Muitos anos depois de o seu amigo Metrodoro ter falecido, Epicuro, numa carta em que calorosamente se referiu à amizade que o unira a Metrodoro, escreveu a terminar que, no meio da sua felicidade, nem ele nem Metrodoro em nada se sentiram lesados pelo fato de a nobre Grécia não só os ter ignorado mas mesmo quase lhes não conhecer os nomes.
Não é verdade que Epicuro só foi descoberto depois de terminados os seus dias? Não é exato que só então a sua fama resplandesceu? O próprio Metrodoro também afirma numa carta que tanto ele como Epicuro eram pouco conhecidos; mas acrescentou que, depois da morte de ambos, grandemente famosos seriam os que se dispusessem a seguir os seus sentimentos (2)
A virtude nunca passa despercebida mas, se passar, isso em nada a diminui: um dia virá que traga ao conhecimento de todos a virtude ignorada e como que soterrada pela perversidade da sua época!
Quem só pensa nos seus contemporâneos veio a este mundo para proveito de escasso número. Muitos milhares de anos e de gerações se sucederão: pensa na posteridade. Ainda que a inveja dos teus coetâneos cubra de silêncio o teu nome, outros homens virão capazes de te julgarem sem má vontade nem parcialidade (3).
Se a glória dá algum valor à virtude, esse valor nunca perecerá.
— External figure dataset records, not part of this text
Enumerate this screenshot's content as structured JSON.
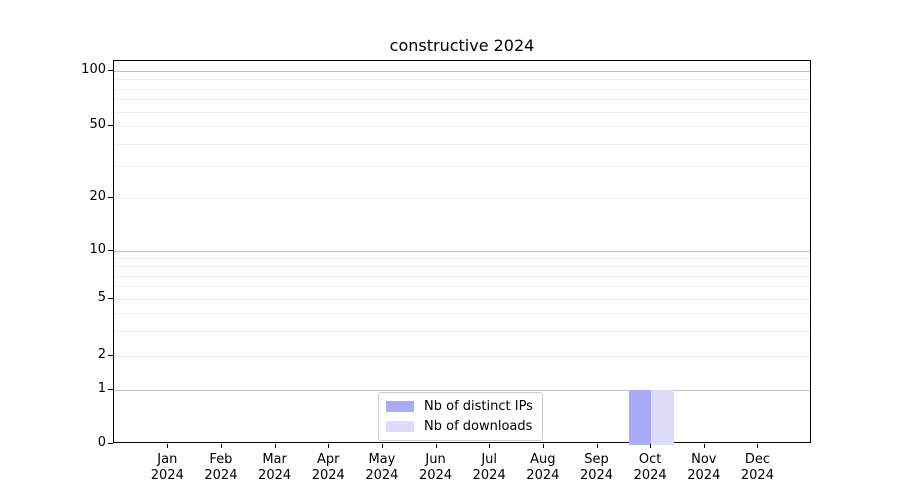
{
  "title": "constructive 2024",
  "chart_data": {
    "type": "bar",
    "title": "constructive 2024",
    "categories": [
      "Jan 2024",
      "Feb 2024",
      "Mar 2024",
      "Apr 2024",
      "May 2024",
      "Jun 2024",
      "Jul 2024",
      "Aug 2024",
      "Sep 2024",
      "Oct 2024",
      "Nov 2024",
      "Dec 2024"
    ],
    "series": [
      {
        "name": "Nb of distinct IPs",
        "color": "#aaaaf5",
        "values": [
          0,
          0,
          0,
          0,
          0,
          0,
          0,
          0,
          0,
          1,
          0,
          0
        ]
      },
      {
        "name": "Nb of downloads",
        "color": "#dcdcf8",
        "values": [
          0,
          0,
          0,
          0,
          0,
          0,
          0,
          0,
          0,
          1,
          0,
          0
        ]
      }
    ],
    "xlabel": "",
    "ylabel": "",
    "yscale": "log above 1, linear 0-1",
    "ytick_values": [
      0,
      1,
      2,
      5,
      10,
      20,
      50,
      100
    ],
    "ytick_labels": [
      "0",
      "1",
      "2",
      "5",
      "10",
      "20",
      "50",
      "100"
    ],
    "minor_gridline_values": [
      3,
      4,
      6,
      7,
      8,
      9,
      30,
      40,
      60,
      70,
      80,
      90
    ],
    "major_gridline_values": [
      1,
      10,
      100
    ],
    "ylim": [
      0,
      114
    ],
    "grid": true,
    "legend_position": "lower center of plot",
    "colors": {
      "major_grid": "#c2c2c2",
      "minor_grid": "#ededed",
      "spine": "#000000",
      "background": "#ffffff"
    }
  }
}
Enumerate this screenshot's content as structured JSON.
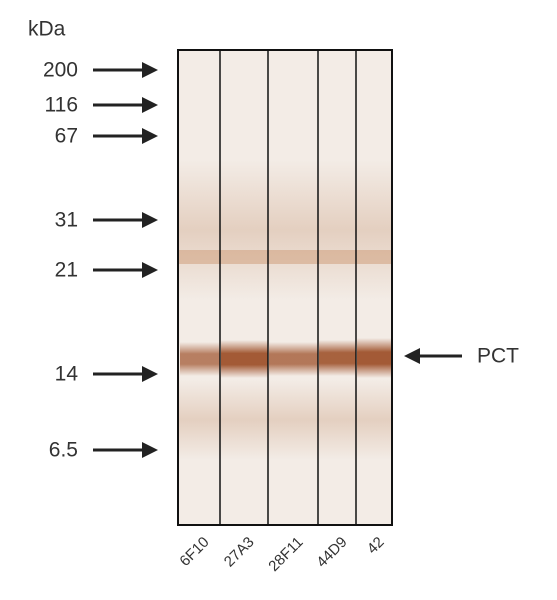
{
  "unit_label": "kDa",
  "markers": [
    "200",
    "116",
    "67",
    "31",
    "21",
    "14",
    "6.5"
  ],
  "lanes": [
    "6F10",
    "27A3",
    "28F11",
    "44D9",
    "42"
  ],
  "band_label": "PCT"
}
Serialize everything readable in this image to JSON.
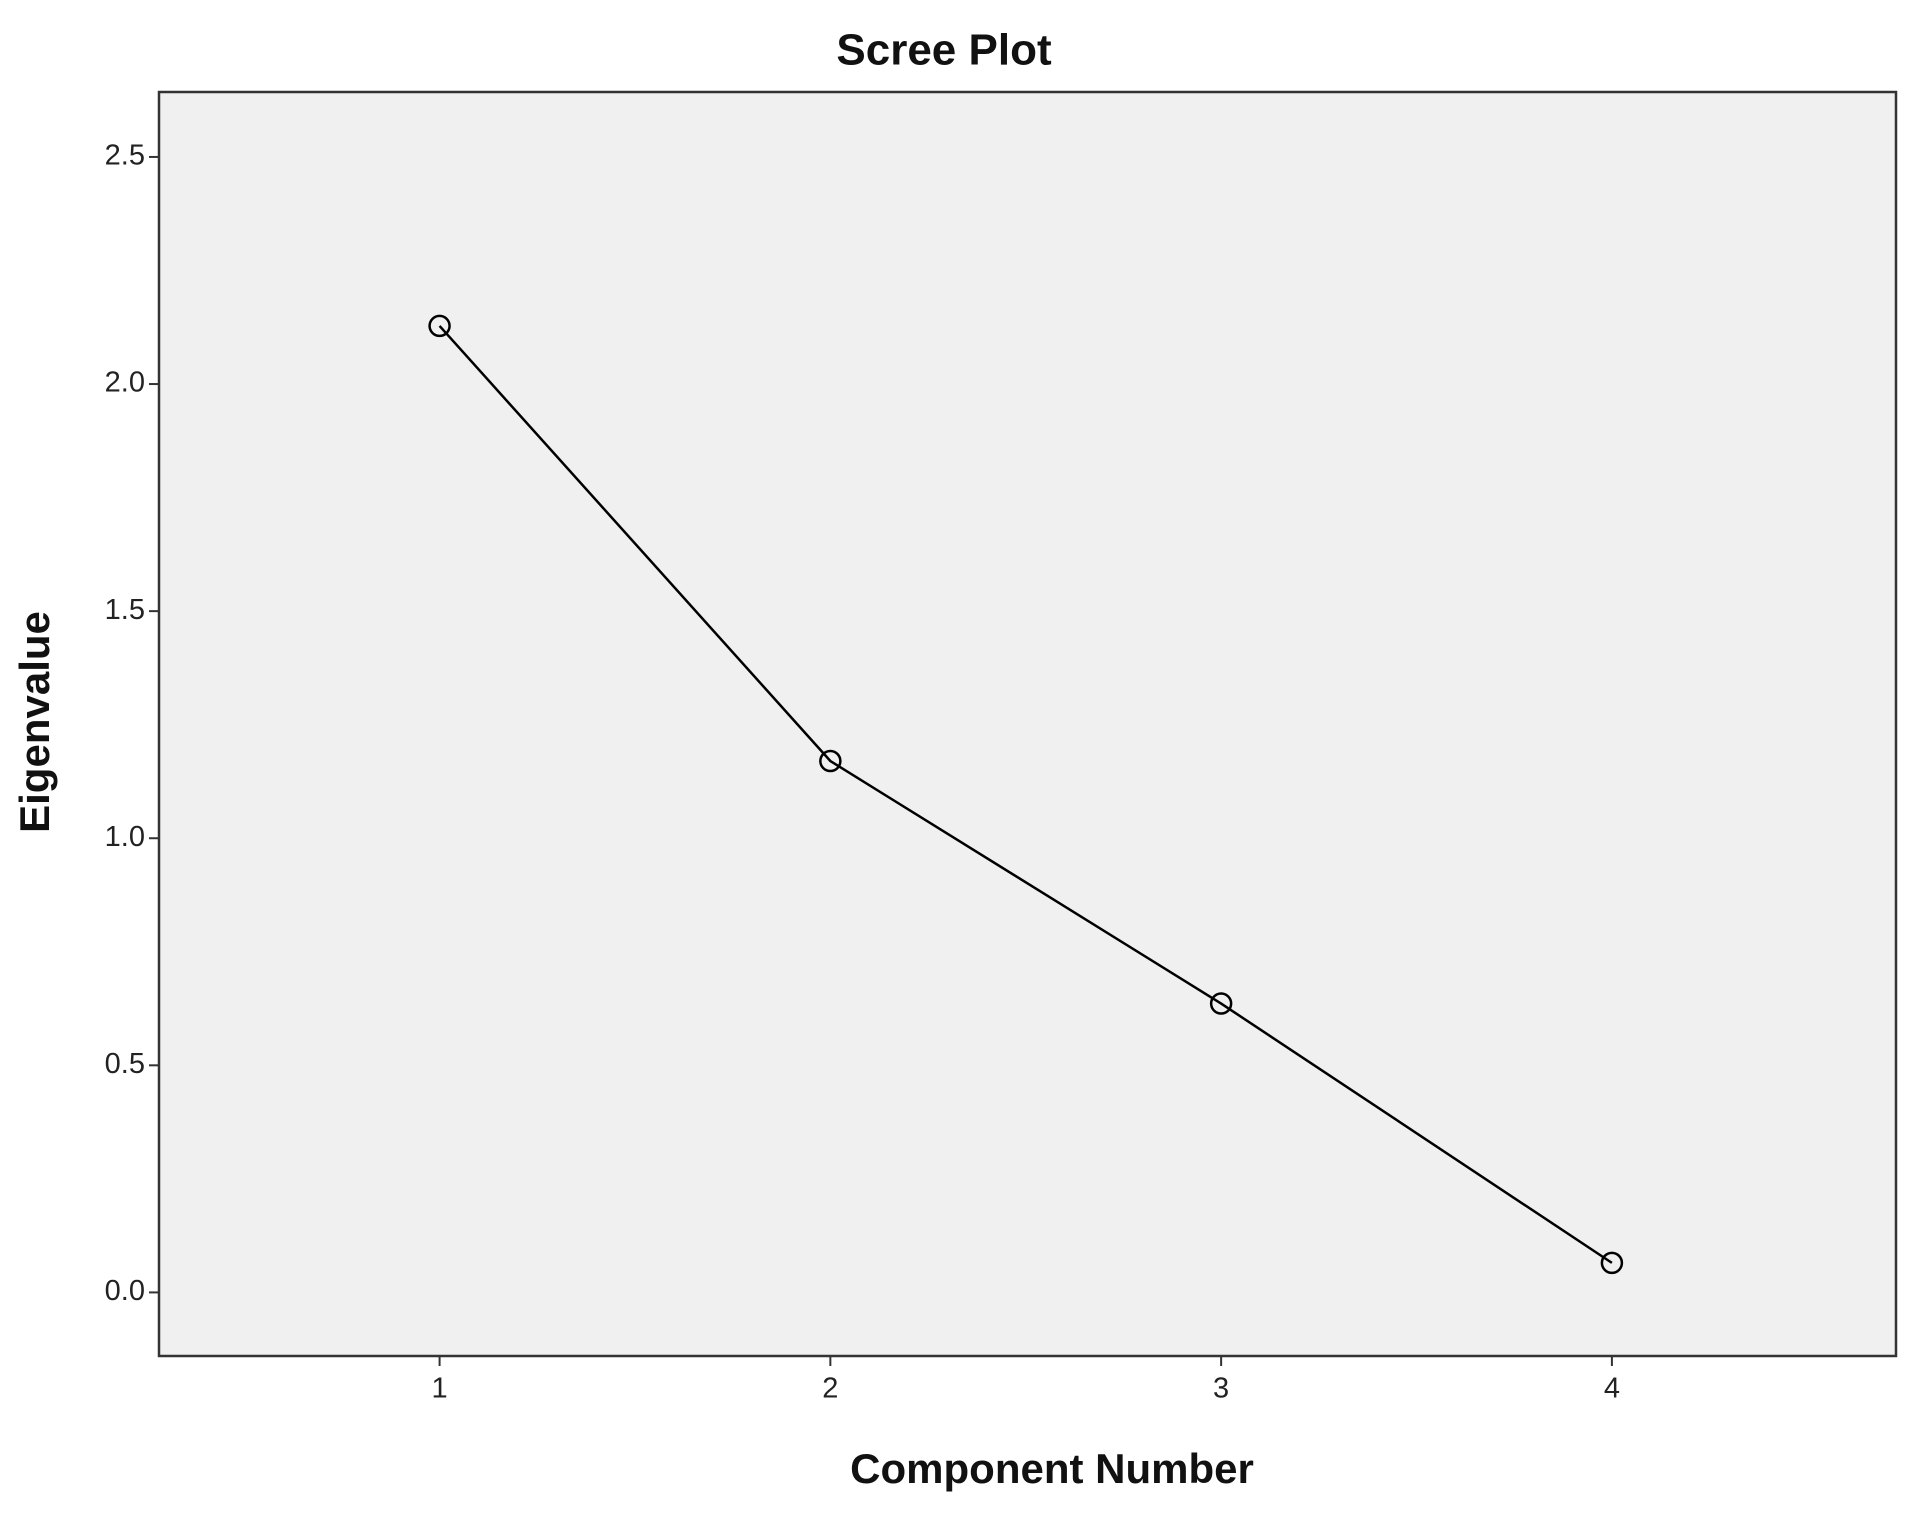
{
  "chart_data": {
    "type": "line",
    "title": "Scree Plot",
    "x_label": "Component Number",
    "y_label": "Eigenvalue",
    "x": [
      1,
      2,
      3,
      4
    ],
    "series": [
      {
        "name": "Eigenvalue",
        "color": "#000000",
        "values": [
          2.128,
          1.17,
          0.636,
          0.065
        ]
      }
    ],
    "xlim": [
      0.282,
      4.727
    ],
    "xticks": [
      1,
      2,
      3,
      4
    ],
    "ylim": [
      -0.14,
      2.643
    ],
    "yticks": [
      {
        "value": 0,
        "label": "0.0"
      },
      0.5,
      {
        "value": 1,
        "label": "1.0"
      },
      1.5,
      {
        "value": 2,
        "label": "2.0"
      },
      2.5
    ],
    "grid": false
  }
}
Não chegará aos nossos ouvidos o que os pósteros dirão de nós, mas decerto nas suas palavras, embora sem o sentirmos, continuaremos a ser uma presença.
Vivo ou morto, todo o homem tirou benefício da virtude, na condição de a ter praticado com sinceridade, de não a ter usado como mero adorno postiço, de ter agido sempre de forma idêntica perante os visitantes, quer estes se fizessem anunciar quer, pelo contrário, lhe surgissem diante inesperadamente.
De nada vale a hipocrisia; podem alguns deixar-se iludir por uma ligeira afetação de virtude superficialmente afivelada no rosto,a verdade, essa, é sempre constante em todos os pormenores.
As aparências ilusórias carecem de solidez. Toda a mentira é frágil, e imediatamente se denuncia como tal se a analisares com atenção.
Passar Bem!
(1) Vergílio, Aen., III, 570 ss.; Ovídio, Met., XV, 340 ss.; nos reduzidos fragmentos conservados de Cornélio Severo (Morei, pp. 116-119) não figura qualquer referência ao Etna. Quanto ao poema intitulado Aetna nada prova, nem mesmo este passo de Séneca, que a sua autoria deva ser atribuída a Lucílio Júnior, apesar de vários filólogos se terem pronunciado nesse sentido.
(2) Este passo forma o fr. 188 Usener, de Epicuro. V. também Epicuro, fr. 551 Usener, a máxima λάθε βιώσας
(3) Sine ira et studio, dirá Tácito no prefácio dos seus Annales (I, 1, 4).